A member of the CFTC since 2007, Chilton, 53, attracted attention for using pop music lyrics and other colloquialisms to explain the impact of derivatives and commodity trading on consumers.
Chilton’s announcement during an agency meeting yesterday comes less than two months before CFTC Chairman Gary Gensler, an ally and fellow Democrat, is to leave the agency. With one seat on the five-member commission already vacant, departures by Chilton and Gensler would leave the panel with just two members, Republican Scott O’Malia and Democrat Mark Wetjen.
“I wrote to the President early this morning and said I’ll be leaving in the not-too-distant future,” said Chilton, whose term as a CFTC commissioner expired in April, although he could continue to serve until December 2014 or a successor is confirmed.
Chilton said he waited to announce his resignation until the agency voted to propose a rule curbing the size of positions in speculative commodity trading, which Chilton has blamed for driving up consumer prices for gasoline. He didn’t state what he’d do after leaving the commission.

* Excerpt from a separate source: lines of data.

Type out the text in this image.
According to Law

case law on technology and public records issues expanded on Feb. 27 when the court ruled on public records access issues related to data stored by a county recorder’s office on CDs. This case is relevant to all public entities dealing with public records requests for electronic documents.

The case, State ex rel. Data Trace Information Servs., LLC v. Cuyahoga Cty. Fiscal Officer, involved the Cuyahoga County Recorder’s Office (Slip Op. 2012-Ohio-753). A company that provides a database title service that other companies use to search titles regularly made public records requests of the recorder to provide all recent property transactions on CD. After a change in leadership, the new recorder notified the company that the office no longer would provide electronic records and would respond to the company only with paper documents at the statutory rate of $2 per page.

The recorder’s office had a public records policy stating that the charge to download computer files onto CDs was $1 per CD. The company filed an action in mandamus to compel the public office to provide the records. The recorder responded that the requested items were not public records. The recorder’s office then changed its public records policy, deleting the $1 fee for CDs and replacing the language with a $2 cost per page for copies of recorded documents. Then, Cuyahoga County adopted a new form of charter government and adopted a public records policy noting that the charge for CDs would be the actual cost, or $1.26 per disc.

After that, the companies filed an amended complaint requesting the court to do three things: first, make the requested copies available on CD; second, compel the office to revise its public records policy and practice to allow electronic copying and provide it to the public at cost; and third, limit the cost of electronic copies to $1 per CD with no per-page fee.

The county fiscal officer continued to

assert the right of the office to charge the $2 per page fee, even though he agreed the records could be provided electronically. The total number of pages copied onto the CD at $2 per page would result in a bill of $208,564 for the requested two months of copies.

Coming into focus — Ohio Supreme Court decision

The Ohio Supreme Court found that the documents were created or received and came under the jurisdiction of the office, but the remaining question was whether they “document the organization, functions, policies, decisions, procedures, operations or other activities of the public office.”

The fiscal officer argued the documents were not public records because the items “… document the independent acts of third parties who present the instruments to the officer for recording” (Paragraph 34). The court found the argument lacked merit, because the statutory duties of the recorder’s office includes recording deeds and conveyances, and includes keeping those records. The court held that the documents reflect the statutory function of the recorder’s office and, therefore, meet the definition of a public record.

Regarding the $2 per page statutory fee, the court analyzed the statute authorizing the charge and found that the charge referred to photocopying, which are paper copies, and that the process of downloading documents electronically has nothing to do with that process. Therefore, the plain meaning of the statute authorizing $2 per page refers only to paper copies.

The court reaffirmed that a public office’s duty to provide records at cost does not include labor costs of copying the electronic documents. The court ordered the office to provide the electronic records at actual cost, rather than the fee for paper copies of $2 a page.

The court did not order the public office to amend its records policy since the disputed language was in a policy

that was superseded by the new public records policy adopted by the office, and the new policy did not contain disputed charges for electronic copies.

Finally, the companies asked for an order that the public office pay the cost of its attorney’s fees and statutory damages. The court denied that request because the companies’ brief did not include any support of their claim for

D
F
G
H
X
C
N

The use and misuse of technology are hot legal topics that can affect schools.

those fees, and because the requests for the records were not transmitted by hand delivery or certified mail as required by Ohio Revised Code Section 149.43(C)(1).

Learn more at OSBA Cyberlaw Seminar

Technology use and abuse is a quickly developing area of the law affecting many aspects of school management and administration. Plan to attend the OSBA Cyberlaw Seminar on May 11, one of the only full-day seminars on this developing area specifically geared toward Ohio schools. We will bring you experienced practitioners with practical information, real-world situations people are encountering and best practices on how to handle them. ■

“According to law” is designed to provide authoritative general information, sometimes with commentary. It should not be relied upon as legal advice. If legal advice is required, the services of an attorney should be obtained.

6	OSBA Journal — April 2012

Sticking with his custom of peppering speeches with pop culture references, Chilton referred to Etta James’ song, “At Last,” then tacked on a reference to The Eagles.
“Here we are finally, at last, today, and we are going to take it to the limit one more time,” he said.
A leading candidate under consideration to fill Chilton’s spot is securities lawyer Sharon Y. Bowen, according to four people in the financial industry who said they were briefed by administration officials. Bowen, a partner with Latham & Watkins LLP in New York, is acting chairman of the Securities Investor Protection Corp., which works to restore funds to investors who lost money in bankrupt or financially troubled brokerage firms.
Bowen didn’t respond to telephone calls seeking comment. The White House press office didn’t respond to requests for comment sent after normal business hours.